Por 4 votos a 1, a Segunda Turma do Supremo Tribunal Federal (STF) manteve decisão liminar que assegurava acesso a mensagens do ex-juiz Sergio Moro e de procuradores da Operação da Lava Jato ao ex-presidente Luiz Inácio Lula da Silva.
A ação, apresentada por grupo de procuradores encabeçado por Deltan Dallagnol, ex-coordenador da força-tarefa de Curitiba, pleiteava que a Corte impedisse que a defesa do petista fizesse uso desse conteúdo, apreendido durante a Operação Spoofing e ao qual teve acesso após decisão provisória de janeiro passado.
Votaram contra o recurso os ministros Ricardo Lewandowski, Nunes Marques, Cármen Lúcia e Gilmar Mendes, presidente do colegiado. Relator da Lava Jato, Edson Fachin foi o único a se manter contra a disponibilização das mensagens.
Em seu voto, Lewandowski disse que é “extremamente grave e impactante o que veio à tona (nas conversas) e que deve causar perplexidade em todos aqueles com mínimo conhecimento do que seja o devido processo legal”.
Em seguida, o magistrado afirmou, contudo, que não se detinha no mérito, mas que concedia “à defesa que tivesse acesso a elementos de convicção que estavam em poder do Estado e que se encontravam no bojo de uma ação penal na qual os tais hackers foram condenados, com base inclusive numa primeira perícia no material arrecadado”.
Por esses diálogos, postula a defesa de Lula, estaria caracterizada uma colaboração entre juiz e procuradores que extrapola o campo legal e vicia o processo, que acabou por condenar Lula no caso do tríplex do Guarujá – o petista também foi alvo de condenação no inquérito do sítio de Atibaia.
Indicado pelo presidente Jair Bolsonaro (sem partido) a uma vaga no STF, Nunes Marques também ressaltou que não se tratava, ali, de fazer “qualquer juízo de mérito acerca da validade ou autenticidade do material coletado na operação”.
“Limito-me”, continuou Marques, “nos precisos termos do voto do ministro relator, a conferir acesso à defesa do reclamante ao referido material, permitindo, assim, o fiel cumprimento da decisão”.

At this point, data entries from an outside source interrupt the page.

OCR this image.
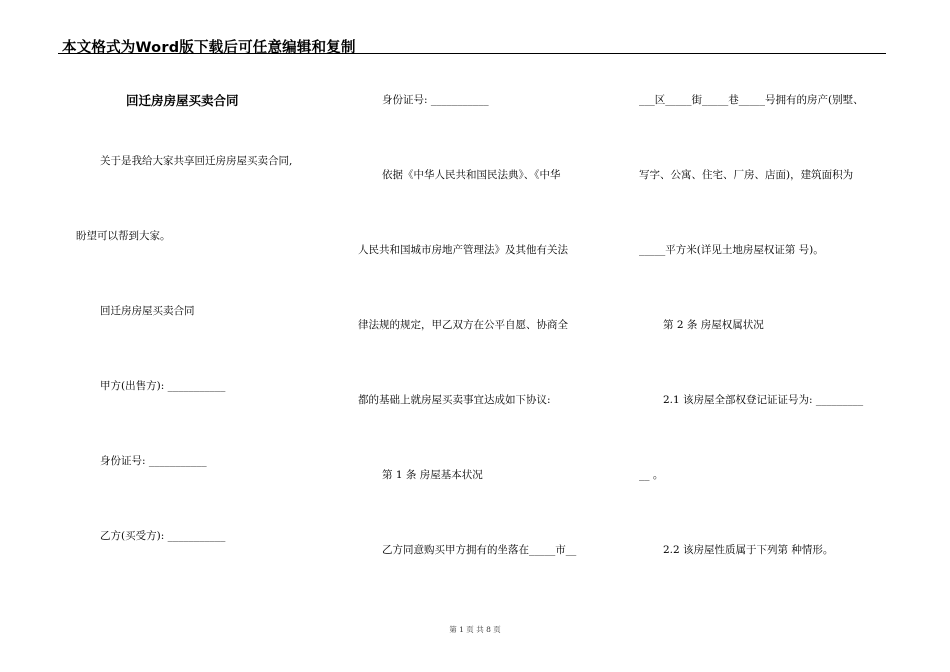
本文格式为Word版下载后可任意编辑和复制
回迁房房屋买卖合同
关于是我给大家共享回迁房房屋买卖合同,
盼望可以帮到大家。
回迁房房屋买卖合同
甲方(出售方): ___________
身份证号: ___________
乙方(买受方): ___________
身份证号: ___________
依据《中华人民共和国民法典》、《中华
人民共和国城市房地产管理法》及其他有关法
律法规的规定，甲乙双方在公平自愿、协商全
都的基础上就房屋买卖事宜达成如下协议:
第 1 条 房屋基本状况
乙方同意购买甲方拥有的坐落在_____市__
___区_____街_____巷_____号拥有的房产(别墅、
写字、公寓、住宅、厂房、店面)，建筑面积为
_____平方米(详见土地房屋权证第 号)。
第 2 条 房屋权属状况
2.1 该房屋全部权登记证证号为: _________
__ 。
2.2 该房屋性质属于下列第 种情形。
第 1 页 共 8 页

Mendes, que é relator do pedido de suspeição de Moro, expôs que “a breve análise dos diálogos sugere que a falta de acesso a eles pode ter afetado o direito de defesa do paciente (Lula) e de outros pacientes” e que, “por isso, é de rigor o reconhecimento do direito de acesso”.
O magistrado acrescentou, em tom incisivo: “Ou nós estamos diante de ficção, ou nós estamos diante de um caso extravagante. É o maior escândalo judicial da história da humanidade, é disso que estamos falando. A ‘República de Curitiba’ envergonha os sistemas totalitários, eles não tiveram tanta criatividade”.
A decisão do Supremo abre caminho para que Lula possa robustecer a tese da defesa, segundo a qual o então juiz Sergio Moro agiu parcialmente no seu julgamento. Essa ação deve ser analisada pela STF no início de março, sugeriu Gilmar Mendes.
Vice-presidente do diretório nacional do PT, o deputado federal José Guimarães festejou o resultado. “Temos que comemorar não simplesmente porque a Justiça está sendo feita com o ex-presidente, mas sobretudo porque o STF chama o feito à ordem e diz para o Brasil que ninguém está acima da lei, nem procurador nem juiz nem ninguém”, avaliou.
Para o petista, a rejeição do recurso dos procuradores é importante “para repor a verdade e o país conhecer as arbitrariedades que Moro cometeu no comando da Lava Jato”, garantindo a sua suspeição.
Entusiasta da Lava Jato, o procurador Fredy Bezerra de Menezes classifica a decisão como “absurda”. “Qual o sentido de, mesmo sem saber se as mensagens vão poder ter validade de prova, liberar o acesso? E, ao mesmo tempo, olha o precedente que vai causar se disser que mensagens roubadas podem ser validadas num processo judicial”, questiona.